Back to the Future: Mechanistic Insights into Semiconductor Nanocrystal Syntheses
Kelly Sowers a, Leah Frenette a, Amanda Preske a, Todd Krauss a, Brett Swartz a
a University of Rochester, 120 Trustee Road, Rochester, New York, 14534, United States
Invited Speaker, Todd Krauss, presentation 002
Publication date: 27th June 2014

For over 30 years semiconductor nanocrystals (NCs) have been the subject of much interest for fundamental and applied studies. The synthesis of NCs has developed and matured over this time such that production of monodisperse, photostable NCs with close to an exact size and shape are readily achievable.  However, an understanding of the chemical reaction mechanism behind the synthesis of NCs has lagged the ability to synthesize high quality nanoparticles. In this presentation, NC synthetic mechanisms that have been proposed for metal-chalcogenide (ME) semiconductor NCs, particularly CdE and PbE, will be discussed. Specifically, for PbE NCs synthesized under relatively low temperatures (< 200 ºC) it was found that secondary phosphine chalcogenides are the primary reactive species that determines the formation of NC nuclei. Tertiary phosphine chalcogenides are completely unreactive at these temperatures. Small quantities of secondary phosphine impurities in the conventional tertiary phosphine based synthesis thus play an important role in determining the number of NCs formed and the rates of the reaction. For NCs synthesized under much higher temperatures (generally > 250 ºC), such as CdE NCs, several other mechanistic pathways start to dominate the reactivity.

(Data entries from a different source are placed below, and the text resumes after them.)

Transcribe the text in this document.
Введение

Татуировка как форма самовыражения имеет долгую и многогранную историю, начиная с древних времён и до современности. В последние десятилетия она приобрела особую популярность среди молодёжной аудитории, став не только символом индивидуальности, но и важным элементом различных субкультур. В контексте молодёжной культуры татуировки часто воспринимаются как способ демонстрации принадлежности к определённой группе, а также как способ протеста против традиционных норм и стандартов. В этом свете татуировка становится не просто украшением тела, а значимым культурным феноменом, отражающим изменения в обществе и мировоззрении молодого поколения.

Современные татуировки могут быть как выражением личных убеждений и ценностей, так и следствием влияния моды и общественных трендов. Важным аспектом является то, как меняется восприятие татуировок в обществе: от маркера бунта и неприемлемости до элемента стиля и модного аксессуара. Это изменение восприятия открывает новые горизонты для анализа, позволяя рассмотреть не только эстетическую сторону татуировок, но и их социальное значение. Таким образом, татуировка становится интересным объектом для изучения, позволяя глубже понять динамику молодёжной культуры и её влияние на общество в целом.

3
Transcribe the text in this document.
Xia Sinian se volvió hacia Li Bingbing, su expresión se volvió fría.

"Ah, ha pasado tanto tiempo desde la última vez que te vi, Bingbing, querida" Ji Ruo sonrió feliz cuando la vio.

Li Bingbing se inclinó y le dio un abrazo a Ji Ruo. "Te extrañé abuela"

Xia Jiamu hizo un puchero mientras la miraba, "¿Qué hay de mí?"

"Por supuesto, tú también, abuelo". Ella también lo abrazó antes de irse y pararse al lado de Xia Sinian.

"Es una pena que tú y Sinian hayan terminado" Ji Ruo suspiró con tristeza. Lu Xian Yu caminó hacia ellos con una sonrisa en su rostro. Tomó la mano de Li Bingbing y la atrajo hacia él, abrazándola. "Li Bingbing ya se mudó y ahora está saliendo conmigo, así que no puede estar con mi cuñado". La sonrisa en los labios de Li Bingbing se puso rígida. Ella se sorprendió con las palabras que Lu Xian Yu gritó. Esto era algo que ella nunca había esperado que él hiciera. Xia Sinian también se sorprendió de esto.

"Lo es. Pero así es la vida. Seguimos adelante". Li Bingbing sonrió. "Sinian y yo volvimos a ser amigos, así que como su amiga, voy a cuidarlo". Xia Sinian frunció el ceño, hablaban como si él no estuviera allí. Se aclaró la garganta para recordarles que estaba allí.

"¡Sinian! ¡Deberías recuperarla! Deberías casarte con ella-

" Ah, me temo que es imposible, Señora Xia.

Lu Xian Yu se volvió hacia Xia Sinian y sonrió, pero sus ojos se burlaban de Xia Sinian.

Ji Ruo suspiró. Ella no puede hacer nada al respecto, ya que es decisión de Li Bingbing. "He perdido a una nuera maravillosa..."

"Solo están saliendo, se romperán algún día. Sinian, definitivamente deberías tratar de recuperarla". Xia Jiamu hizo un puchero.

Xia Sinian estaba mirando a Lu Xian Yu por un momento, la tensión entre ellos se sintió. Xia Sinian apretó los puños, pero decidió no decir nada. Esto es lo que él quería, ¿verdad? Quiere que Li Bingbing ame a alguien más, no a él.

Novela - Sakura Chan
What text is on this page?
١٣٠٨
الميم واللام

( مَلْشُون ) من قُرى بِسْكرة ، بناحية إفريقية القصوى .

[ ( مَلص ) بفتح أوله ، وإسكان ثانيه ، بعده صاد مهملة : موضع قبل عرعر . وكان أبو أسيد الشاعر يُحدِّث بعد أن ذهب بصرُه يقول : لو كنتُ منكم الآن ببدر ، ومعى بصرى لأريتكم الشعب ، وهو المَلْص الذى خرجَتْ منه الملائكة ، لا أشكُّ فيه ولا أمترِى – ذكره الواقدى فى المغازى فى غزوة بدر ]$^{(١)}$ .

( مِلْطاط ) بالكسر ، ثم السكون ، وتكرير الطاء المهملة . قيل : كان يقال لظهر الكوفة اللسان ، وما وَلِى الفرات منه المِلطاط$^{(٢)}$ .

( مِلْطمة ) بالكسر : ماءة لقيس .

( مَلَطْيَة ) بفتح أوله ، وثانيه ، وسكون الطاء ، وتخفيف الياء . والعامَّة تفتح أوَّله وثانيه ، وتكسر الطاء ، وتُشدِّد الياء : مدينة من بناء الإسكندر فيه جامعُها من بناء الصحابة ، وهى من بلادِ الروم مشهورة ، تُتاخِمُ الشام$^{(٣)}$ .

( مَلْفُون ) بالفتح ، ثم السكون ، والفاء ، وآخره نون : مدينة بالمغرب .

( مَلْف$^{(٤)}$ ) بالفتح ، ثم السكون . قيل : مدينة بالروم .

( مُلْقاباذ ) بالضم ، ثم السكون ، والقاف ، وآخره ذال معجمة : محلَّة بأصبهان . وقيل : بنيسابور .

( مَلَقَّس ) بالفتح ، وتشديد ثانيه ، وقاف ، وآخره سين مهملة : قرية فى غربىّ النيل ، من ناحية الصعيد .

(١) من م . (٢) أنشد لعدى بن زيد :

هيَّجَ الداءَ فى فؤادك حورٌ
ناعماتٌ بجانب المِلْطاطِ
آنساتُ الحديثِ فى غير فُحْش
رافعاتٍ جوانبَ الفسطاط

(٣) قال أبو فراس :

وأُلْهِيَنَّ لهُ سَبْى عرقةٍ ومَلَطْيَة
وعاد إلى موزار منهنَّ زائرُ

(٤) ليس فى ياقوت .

In particular, strong evidence exists for the formation of highly reactive metal-alkyl species in situ, which fundamentally bears a striking resemblance to some of the original CdSe NC syntheses developed over 20 years ago.  Also to be discussed will be how an understanding of fundamental reaction mechanism can lead to improved NCs with controllable surface chemistry and with tailored optical properties.